To calculate FIFO (First-In, First-Out), you determine the cost of your oldest inventory and multiply that cost by the amount of inventory sold.
Understanding FIFO
FIFO, or First-In, First-Out, is an inventory valuation method that assumes the first items placed in inventory are the first items sold. This means that the cost of the oldest inventory is used to determine the cost of goods sold (COGS). In contrast to LIFO, where the most recent inventory costs are used, FIFO focuses on the oldest costs.
Calculating FIFO Step by Step
Here’s a step-by-step guide to calculating FIFO:
- Identify the Inventory: Track each purchase of inventory, including the quantity and cost of each item.
- Determine the Units Sold: Calculate the total number of items sold during a specific period.
- Apply the FIFO Principle: Start by using the cost of the oldest inventory to calculate the cost of goods sold. Continue using older inventory costs until all the sold units are accounted for.
- Calculate COGS: Multiply the cost of each older inventory item by the number of units sold from that batch and sum the results for your total COGS.

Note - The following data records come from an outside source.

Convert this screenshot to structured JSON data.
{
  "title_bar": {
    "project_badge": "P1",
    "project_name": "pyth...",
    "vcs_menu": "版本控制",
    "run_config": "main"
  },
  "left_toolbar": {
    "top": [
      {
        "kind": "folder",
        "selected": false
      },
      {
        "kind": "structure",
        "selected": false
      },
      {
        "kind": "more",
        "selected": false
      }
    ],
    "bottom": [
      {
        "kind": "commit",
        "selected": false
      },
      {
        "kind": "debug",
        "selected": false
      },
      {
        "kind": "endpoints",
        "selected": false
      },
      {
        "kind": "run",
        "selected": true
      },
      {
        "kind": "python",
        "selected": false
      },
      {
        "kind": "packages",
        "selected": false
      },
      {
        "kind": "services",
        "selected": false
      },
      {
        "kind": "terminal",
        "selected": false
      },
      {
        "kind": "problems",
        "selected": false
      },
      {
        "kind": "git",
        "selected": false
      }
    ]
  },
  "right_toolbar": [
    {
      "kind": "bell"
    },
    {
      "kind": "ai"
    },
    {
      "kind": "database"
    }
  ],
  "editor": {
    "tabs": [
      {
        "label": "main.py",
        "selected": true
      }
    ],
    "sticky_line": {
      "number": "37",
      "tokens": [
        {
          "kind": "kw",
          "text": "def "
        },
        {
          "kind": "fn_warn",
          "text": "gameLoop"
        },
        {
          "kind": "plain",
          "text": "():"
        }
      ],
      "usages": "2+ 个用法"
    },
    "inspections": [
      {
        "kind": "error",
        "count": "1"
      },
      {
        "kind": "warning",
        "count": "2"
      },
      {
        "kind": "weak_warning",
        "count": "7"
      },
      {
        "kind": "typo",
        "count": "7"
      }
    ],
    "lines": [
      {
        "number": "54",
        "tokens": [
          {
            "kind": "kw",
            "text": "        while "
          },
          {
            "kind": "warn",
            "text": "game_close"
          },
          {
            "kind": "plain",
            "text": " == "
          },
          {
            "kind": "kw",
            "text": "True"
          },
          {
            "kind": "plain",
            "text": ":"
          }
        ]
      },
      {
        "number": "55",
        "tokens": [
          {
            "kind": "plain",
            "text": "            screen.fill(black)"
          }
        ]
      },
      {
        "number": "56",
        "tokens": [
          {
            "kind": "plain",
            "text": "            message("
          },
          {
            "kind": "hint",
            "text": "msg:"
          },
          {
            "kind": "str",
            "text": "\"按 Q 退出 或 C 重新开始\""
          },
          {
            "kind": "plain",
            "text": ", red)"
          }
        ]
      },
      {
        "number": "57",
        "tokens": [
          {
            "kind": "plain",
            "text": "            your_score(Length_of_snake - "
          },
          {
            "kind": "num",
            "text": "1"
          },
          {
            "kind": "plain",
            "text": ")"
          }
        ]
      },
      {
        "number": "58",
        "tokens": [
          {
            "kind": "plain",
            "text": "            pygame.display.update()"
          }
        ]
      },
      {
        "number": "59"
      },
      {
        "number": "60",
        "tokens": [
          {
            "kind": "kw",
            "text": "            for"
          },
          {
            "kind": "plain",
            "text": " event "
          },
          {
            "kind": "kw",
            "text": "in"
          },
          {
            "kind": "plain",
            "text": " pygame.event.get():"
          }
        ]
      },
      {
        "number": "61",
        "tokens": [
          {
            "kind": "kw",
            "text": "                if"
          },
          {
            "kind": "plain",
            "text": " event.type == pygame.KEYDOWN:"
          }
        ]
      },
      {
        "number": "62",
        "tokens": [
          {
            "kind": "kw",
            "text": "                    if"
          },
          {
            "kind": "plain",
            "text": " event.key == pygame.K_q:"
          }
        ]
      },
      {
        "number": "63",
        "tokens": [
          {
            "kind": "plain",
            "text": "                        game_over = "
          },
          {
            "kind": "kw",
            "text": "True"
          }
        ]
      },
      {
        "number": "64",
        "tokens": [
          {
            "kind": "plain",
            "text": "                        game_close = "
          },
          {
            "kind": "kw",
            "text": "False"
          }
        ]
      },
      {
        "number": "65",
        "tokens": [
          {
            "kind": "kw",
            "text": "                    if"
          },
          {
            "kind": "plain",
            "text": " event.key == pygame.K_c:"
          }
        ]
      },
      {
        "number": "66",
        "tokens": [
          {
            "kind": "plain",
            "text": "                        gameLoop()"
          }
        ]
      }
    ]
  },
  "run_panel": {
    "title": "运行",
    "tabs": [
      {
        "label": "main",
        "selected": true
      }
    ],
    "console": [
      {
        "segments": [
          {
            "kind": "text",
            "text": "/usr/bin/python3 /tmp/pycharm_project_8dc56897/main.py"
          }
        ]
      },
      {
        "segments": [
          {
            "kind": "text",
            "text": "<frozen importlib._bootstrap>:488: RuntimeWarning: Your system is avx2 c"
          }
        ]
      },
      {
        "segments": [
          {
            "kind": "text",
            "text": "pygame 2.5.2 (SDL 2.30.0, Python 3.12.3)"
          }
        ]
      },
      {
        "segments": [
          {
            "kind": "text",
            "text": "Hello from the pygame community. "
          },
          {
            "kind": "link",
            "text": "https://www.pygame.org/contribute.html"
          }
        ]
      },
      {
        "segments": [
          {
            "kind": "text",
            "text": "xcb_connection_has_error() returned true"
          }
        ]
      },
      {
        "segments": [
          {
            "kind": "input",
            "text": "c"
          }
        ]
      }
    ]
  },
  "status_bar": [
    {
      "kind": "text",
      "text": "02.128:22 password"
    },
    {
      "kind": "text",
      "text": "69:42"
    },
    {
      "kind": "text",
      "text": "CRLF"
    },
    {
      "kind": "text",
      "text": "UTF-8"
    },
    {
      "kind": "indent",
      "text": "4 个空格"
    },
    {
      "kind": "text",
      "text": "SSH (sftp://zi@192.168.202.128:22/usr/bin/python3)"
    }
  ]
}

Example of FIFO Calculation
Suppose a business made the following inventory purchases:
Date | Units Purchased | Cost per Unit |
---|---|---|
January 1 | 100 | $10 |
January 15 | 200 | $12 |
January 30 | 150 | $15 |
And suppose the business sells 300 units in total. Here's how to calculate COGS using FIFO:
- First 100 units sold: The cost per unit is $10 (from January 1). Cost = 100 * $10 = $1000
- Next 200 units sold: The cost per unit is $12 (from January 15). Cost = 200 * $12 = $2400
- Total COGS: $1000 + $2400 = $3400
Therefore, under FIFO, the cost of goods sold is $3400.
FIFO vs LIFO
According to the reference, it's important to note the distinction between FIFO and LIFO:
- FIFO (First-In, First-Out): Uses the oldest inventory costs to calculate COGS.
- LIFO (Last-In, First-Out): Uses the most recent inventory costs to calculate COGS.
Advantages of FIFO
- Simple to Understand: FIFO is straightforward and easy to understand and implement.
- Realistic Inventory Valuation: The remaining inventory typically reflects newer purchases, aligning better with the actual physical flow of goods.
Disadvantages of FIFO
- Higher Income: In times of inflation, using older, cheaper inventory can inflate profits and possibly tax burdens.